You have N USD, you buy Y BTC at, you sell N USD worth of contracts at the trade price with notional = -Y BTC. Synthetic cash. With a future there's a bond-like fixed maturity, it's a longer term rate, with swaps there's payments.
There are a few positions one can take:

Swap Cash Carry

Future Cash Carry

Long Curve (Short Swap/Long Future)

Short Curve (Long Swap/Short Future)

Cash carry means collateral is all hedged into USD, like cash, and you carry it, for the swap payments for the premium decay.
Being short a swap gives one low basis risk (the swap is unlikely to rise much more than 35 basis points over spot, and mean reverts to 0 often) while exposing one to interest rate risk (the returns are variable, the rate can go below 0 and cost the short position funding).
Being short a future gives one high basis risk (the future can fluctuate between -250 and +900 basis points in its wild lifetime) while endowing a fixed-term yield assuming one can hold the position (which in cash carry, 1x collateral, it's simple, patience is it).
So when I was managing treasury and a cash carry fund, I would alternate between swap and futures to time the markets in a soft way. I wouldn't go all-in on either side until things were really turning. This way, I was able to outperform the passive return on the swap.
However sometimes I churned and churned multiple legs, so much volume, so much fees, to rebalance and ultimately was in the same yo-yo that a daytrader going long or short might be in. It pays to use limit orders for 1/2 of the legging, and it pays rebalance infrequently.
When the futures comes down, it yields immediately a lot of basis points. This happens sometimes in options, when IV has spiked and mean-reverts to be 40% lower over a week, and the effect generally occurs in tandem with futures premium melting.
Even if swaps are still positive, though more modest, it's unlikely that swaps can out-perform the decline in basis on futures after the peak-momentum moment of any given move in the markets that has a trendline and lasts a week ore more.
All of this is more relevant to those who are levered, collateral is unhedged because they're long or short the curve, even 1x, all the mistakes are paid for twofold.

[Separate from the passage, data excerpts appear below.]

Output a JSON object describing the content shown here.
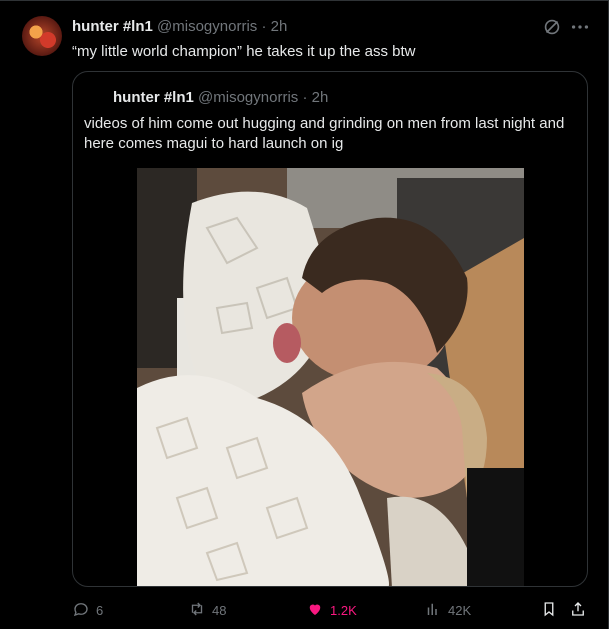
{
  "tweet": {
    "author": {
      "name": "hunter #ln1",
      "handle": "@misogynorris",
      "time": "2h"
    },
    "text": "“my little world champion” he takes it up the ass btw"
  },
  "quote": {
    "author": {
      "name": "hunter #ln1",
      "handle": "@misogynorris",
      "time": "2h"
    },
    "text": "videos of him come out hugging and grinding on men from last night and here comes magui to hard launch on ig"
  },
  "actions": {
    "replies": "6",
    "reposts": "48",
    "likes": "1.2K",
    "views": "42K"
  },
  "colors": {
    "background": "#000000",
    "text": "#e7e9ea",
    "muted": "#71767b",
    "border": "#2f3336",
    "like": "#f91880"
  },
  "icons": [
    "grok-icon",
    "more-icon",
    "reply-icon",
    "repost-icon",
    "heart-icon",
    "views-icon",
    "bookmark-icon",
    "share-icon"
  ]
}
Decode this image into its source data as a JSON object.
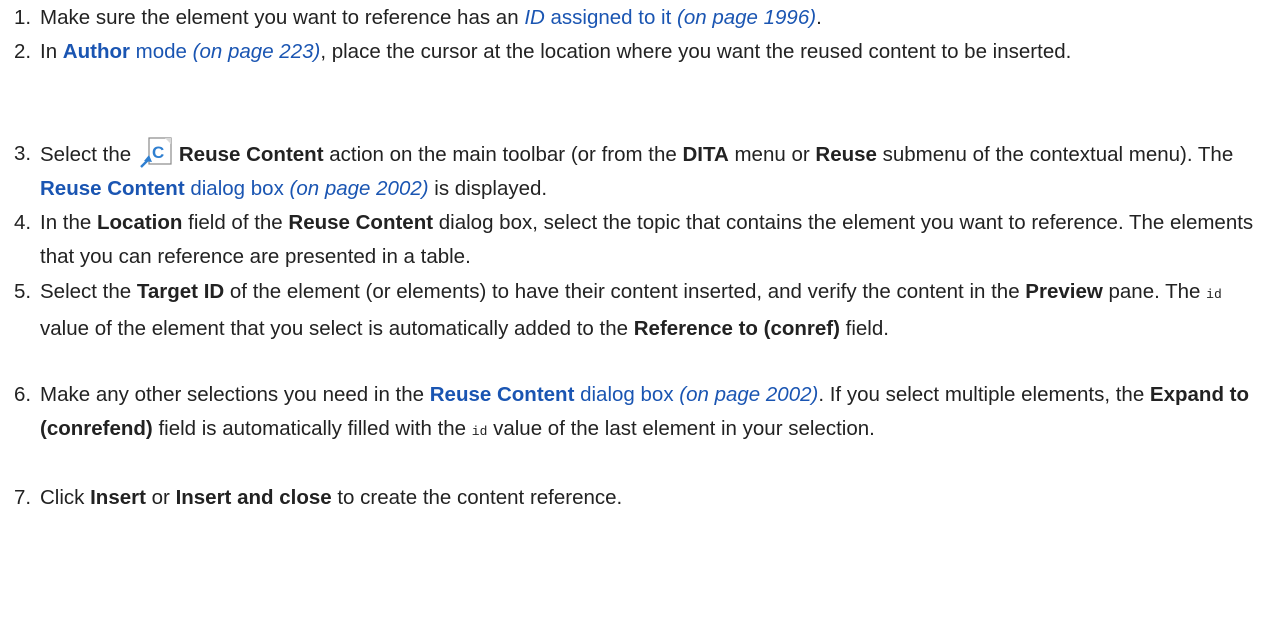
{
  "steps": [
    {
      "num": "1.",
      "t1": "Make sure the element you want to reference has an ",
      "id_link": "ID",
      "assigned_link": " assigned to it",
      "ref": " (on page 1996)",
      "t2": "."
    },
    {
      "num": "2.",
      "t1": "In ",
      "author": "Author",
      "mode_link": " mode",
      "ref": " (on page 223)",
      "t2": ", place the cursor at the location where you want the reused content to be inserted."
    },
    {
      "num": "3.",
      "t1": "Select the ",
      "icon_letter": "C",
      "action": "Reuse Content",
      "t2": " action on the main toolbar (or from the ",
      "dita": "DITA",
      "t3": " menu or ",
      "reuse": "Reuse",
      "t4": " submenu of the contextual menu). The ",
      "dialog_bold": "Reuse Content",
      "dialog_link": " dialog box",
      "ref": " (on page 2002)",
      "t5": " is displayed."
    },
    {
      "num": "4.",
      "t1": "In the ",
      "location": "Location",
      "t2": " field of the ",
      "reuse_content": "Reuse Content",
      "t3": " dialog box, select the topic that contains the element you want to reference. The elements that you can reference are presented in a table."
    },
    {
      "num": "5.",
      "t1": "Select the ",
      "target_id": "Target ID",
      "t2": " of the element (or elements) to have their content inserted, and verify the content in the ",
      "preview": "Preview",
      "t3": " pane. The ",
      "code_id": "id",
      "t4": " value of the element that you select is automatically added to the ",
      "reference_to": "Reference to (conref)",
      "t5": " field."
    },
    {
      "num": "6.",
      "t1": "Make any other selections you need in the ",
      "dialog_bold": "Reuse Content",
      "dialog_link": " dialog box",
      "ref": " (on page 2002)",
      "t2": ". If you select multiple elements, the ",
      "expand_to": "Expand to (conrefend)",
      "t3": " field is automatically filled with the ",
      "code_id": "id",
      "t4": " value of the last element in your selection."
    },
    {
      "num": "7.",
      "t1": "Click ",
      "insert": "Insert",
      "t2": " or ",
      "insert_close": "Insert and close",
      "t3": " to create the content reference."
    }
  ],
  "colors": {
    "text": "#222222",
    "link": "#1a55b2",
    "icon_accent": "#2f7fd0"
  },
  "icons": {
    "reuse_content": "reuse-content-icon"
  }
}
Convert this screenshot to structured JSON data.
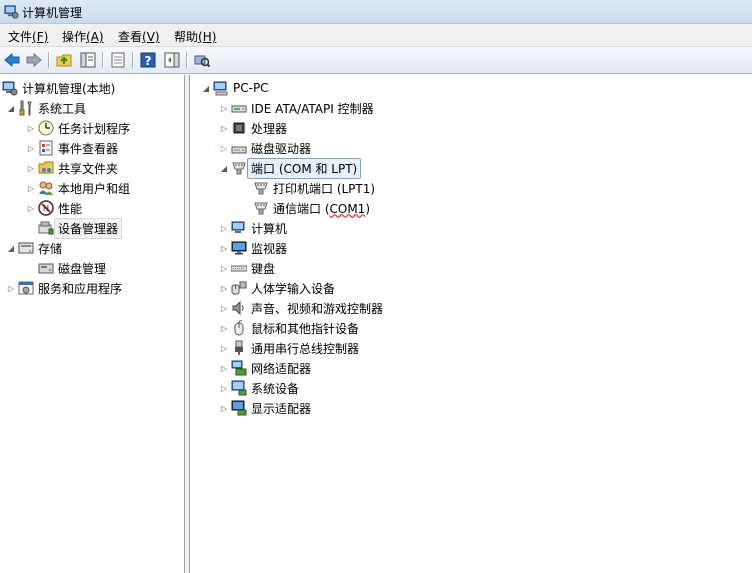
{
  "window": {
    "title": "计算机管理"
  },
  "menu": [
    {
      "label": "文件",
      "key": "(F)"
    },
    {
      "label": "操作",
      "key": "(A)"
    },
    {
      "label": "查看",
      "key": "(V)"
    },
    {
      "label": "帮助",
      "key": "(H)"
    }
  ],
  "toolbar": {
    "buttons": [
      "back-icon",
      "forward-icon",
      "up-folder-icon",
      "show-hide-tree-icon",
      "properties-icon",
      "help-icon",
      "action-pane-icon",
      "scan-hardware-icon"
    ]
  },
  "left_tree": {
    "root": "计算机管理(本地)",
    "system_tools": "系统工具",
    "task_scheduler": "任务计划程序",
    "event_viewer": "事件查看器",
    "shared_folders": "共享文件夹",
    "local_users": "本地用户和组",
    "performance": "性能",
    "device_manager": "设备管理器",
    "storage": "存储",
    "disk_management": "磁盘管理",
    "services_apps": "服务和应用程序"
  },
  "device_tree": {
    "root": "PC-PC",
    "ide": "IDE ATA/ATAPI 控制器",
    "processor": "处理器",
    "disk_drives": "磁盘驱动器",
    "ports": "端口 (COM 和 LPT)",
    "lpt1": "打印机端口 (LPT1)",
    "com1_prefix": "通信端口 (",
    "com1_name": "COM1",
    "com1_suffix": ")",
    "computer": "计算机",
    "monitors": "监视器",
    "keyboards": "键盘",
    "hid": "人体学输入设备",
    "sound": "声音、视频和游戏控制器",
    "mice": "鼠标和其他指针设备",
    "usb": "通用串行总线控制器",
    "network": "网络适配器",
    "system_devices": "系统设备",
    "display": "显示适配器"
  },
  "colors": {
    "selection_border": "#7da2ce",
    "selection_fill": "#e8f1fb",
    "expand_arrow_blue": "#26a0da"
  }
}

Also the rewards: swaps are positive when markets are bullish, so long collateral, get swap, earn future curve.
So one can see how even a modest 1x curve position vs. being in a dollarized yield-management position, is already much more daring. If one were 2x short swaps, to hedge collateral, and 1x long futures, it's still more basis and interest rate risk.
Rolling into a futures hedge from a swaps hedge before the market dives, but maybe after swap yields have come down, means you earn more basis points, and you don't have to panic into cash as you unwind lossy swaps.

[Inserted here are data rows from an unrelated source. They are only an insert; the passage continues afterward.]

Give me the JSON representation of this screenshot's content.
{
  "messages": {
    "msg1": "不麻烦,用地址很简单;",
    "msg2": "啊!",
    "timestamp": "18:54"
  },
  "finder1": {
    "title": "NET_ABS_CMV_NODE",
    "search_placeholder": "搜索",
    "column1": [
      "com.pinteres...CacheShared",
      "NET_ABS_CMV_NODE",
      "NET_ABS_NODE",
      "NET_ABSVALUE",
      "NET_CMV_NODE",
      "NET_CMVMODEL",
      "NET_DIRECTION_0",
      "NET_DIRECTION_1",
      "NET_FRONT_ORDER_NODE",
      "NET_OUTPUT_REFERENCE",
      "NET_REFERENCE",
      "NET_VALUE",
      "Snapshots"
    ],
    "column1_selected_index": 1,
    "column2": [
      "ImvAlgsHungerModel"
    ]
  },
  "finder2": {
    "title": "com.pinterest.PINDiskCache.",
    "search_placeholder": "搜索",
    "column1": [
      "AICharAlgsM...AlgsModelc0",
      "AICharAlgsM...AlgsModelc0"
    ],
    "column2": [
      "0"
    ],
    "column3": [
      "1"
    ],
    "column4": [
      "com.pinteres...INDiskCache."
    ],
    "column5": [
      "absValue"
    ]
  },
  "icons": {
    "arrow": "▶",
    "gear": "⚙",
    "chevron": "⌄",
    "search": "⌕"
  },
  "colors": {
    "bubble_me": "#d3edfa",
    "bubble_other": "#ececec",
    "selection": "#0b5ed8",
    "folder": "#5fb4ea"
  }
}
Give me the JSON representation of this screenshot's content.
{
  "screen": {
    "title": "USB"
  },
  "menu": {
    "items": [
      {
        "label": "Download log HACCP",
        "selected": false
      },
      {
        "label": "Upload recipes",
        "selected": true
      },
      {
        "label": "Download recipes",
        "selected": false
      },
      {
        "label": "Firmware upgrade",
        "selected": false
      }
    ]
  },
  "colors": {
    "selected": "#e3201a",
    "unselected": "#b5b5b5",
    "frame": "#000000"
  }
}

Instead you have a safe-ish basis *position.*
If you were going to buy swaps back at -20 bps and sell quarterly futures at -50 bps, as occurred in 2018, that's a tricky situation. If you rolled swaps at +10 bps and sold futures at +80 bps, holding futures as a hedge is a safer basis risk adjusted for that profit.
In position trading, one hopes to have a position they can afford to hold, either form cashflow, or ideally, a good V shaped bounce right after your buy, great timing btw.

Basis trading has similar entrenchments to it that give a portfolio confidence.
A futures position that has collapsed to 0% still gives one the option to wait and see what else is going on. A monthly futures contract that is counting down days to expiration has less and less probably basis range to deviate from 0, so rolling to swaps is a lucrative option.
If the market jumps back to life, and swaps are levitating, futures premium might go back to 30 bps with days left, but maybe swaps are also at 30 bps, baking in those sweet payments. This is the futures-expiration roll option in practice, in my experience.
Multiple futures makes things more interesting, like a gumbo, Calendar spreads <-> two futures often have less basis risk than swap to long-dated (where the basis and trading liquidity is more loose).

Calendar spreads between say Sept./Dec. can hedge the curve collapsing.
This is like curve trading 301 though.

Main thing in curve 101 is how much yield, wait out mistakes, and curve trading 201 is time the curve decently, and going multivariable is definitely 301. 401 is spreads of spreads, 501 involves arbitraging curve/box vega against options.